Jack Clark has a good summary of the research and what it means.
Researchers at Google and UC Berkeley claimed to discover another new AI scaling method called "inference-time search” — though some seem skeptical.
Philip Fox proposed a Global Alignment Fund to increase AI safety research funding.
Asimov Press has a nice piece looking at FutureHouse, a nonprofit aiming to use AI to automate scientific discovery.
Microsoft partnered with Swiss startup Inait to develop an AI model that simulates mammal brain reasoning.
Adobe reported that traffic from generative AI tools to retail sites increased by 1,300% last holiday season.
The Russo brothers are building an in-house AI studio.

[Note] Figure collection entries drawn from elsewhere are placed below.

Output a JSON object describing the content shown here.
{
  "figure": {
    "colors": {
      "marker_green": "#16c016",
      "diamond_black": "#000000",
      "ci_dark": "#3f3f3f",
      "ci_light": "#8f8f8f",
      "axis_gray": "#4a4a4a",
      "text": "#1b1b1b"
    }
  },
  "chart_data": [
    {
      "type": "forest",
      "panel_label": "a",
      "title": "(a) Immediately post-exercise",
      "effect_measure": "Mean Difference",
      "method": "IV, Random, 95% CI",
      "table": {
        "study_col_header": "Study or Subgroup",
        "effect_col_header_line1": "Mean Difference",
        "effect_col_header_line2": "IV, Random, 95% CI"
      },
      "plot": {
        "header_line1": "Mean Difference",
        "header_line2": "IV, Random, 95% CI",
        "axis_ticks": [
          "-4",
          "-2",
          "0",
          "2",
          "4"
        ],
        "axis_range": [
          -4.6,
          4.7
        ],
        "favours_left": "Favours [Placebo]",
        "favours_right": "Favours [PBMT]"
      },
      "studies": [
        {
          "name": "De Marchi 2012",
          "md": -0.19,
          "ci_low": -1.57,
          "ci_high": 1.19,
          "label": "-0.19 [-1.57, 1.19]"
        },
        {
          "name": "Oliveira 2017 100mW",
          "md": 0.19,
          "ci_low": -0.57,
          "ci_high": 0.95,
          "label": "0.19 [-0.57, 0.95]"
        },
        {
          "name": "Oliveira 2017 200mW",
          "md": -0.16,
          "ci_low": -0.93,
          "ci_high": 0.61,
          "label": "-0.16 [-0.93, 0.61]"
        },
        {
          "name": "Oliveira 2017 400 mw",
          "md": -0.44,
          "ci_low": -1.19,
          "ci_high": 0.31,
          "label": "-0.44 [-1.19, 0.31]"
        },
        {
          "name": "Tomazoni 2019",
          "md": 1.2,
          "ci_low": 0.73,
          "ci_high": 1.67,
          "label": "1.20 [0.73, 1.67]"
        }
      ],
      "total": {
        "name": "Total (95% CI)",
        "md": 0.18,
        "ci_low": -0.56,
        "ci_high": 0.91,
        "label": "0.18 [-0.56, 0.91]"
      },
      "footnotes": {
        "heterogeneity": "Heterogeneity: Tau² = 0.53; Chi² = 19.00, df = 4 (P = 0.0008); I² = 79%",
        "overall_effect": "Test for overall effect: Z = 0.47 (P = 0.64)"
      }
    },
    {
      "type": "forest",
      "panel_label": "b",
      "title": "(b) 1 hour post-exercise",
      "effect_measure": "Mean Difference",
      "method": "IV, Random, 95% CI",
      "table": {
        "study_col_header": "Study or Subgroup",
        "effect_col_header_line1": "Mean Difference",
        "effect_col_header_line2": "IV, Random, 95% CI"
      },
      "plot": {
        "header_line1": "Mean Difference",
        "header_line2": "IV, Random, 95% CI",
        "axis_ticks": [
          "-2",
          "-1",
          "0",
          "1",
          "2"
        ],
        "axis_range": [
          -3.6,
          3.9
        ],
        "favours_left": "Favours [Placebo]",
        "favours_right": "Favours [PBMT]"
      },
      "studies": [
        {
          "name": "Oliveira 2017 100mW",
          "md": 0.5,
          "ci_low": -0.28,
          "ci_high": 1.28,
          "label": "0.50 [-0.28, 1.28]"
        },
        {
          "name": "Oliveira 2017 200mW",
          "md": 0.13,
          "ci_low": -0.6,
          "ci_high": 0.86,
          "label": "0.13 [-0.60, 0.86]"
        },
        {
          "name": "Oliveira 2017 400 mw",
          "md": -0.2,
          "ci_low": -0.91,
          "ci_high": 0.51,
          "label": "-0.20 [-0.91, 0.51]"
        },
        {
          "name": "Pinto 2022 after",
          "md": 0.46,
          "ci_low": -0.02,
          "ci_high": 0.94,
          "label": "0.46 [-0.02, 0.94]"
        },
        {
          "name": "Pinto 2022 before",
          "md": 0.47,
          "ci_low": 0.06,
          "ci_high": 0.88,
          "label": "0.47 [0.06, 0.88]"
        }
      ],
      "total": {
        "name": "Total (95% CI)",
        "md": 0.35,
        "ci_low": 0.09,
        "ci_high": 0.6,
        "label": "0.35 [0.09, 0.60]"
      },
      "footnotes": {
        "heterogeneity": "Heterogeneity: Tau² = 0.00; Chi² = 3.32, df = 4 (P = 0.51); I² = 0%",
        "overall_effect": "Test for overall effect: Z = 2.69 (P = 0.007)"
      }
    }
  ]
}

Over 400 Hollywood names urged Trump to maintain copyright protections on AI training.
ChinaTalk translated a 2024 interview with Yang Zhiling, founder of a Chinese AGI effort called Moonshot AI.
The FT has a profile on Alibaba’s big AI pivot.
DeepSeek founder Liang Wenfeng was reportedly mobbed by crowds when returning to his hometown recently.
Thanks for reading; have a great weekend.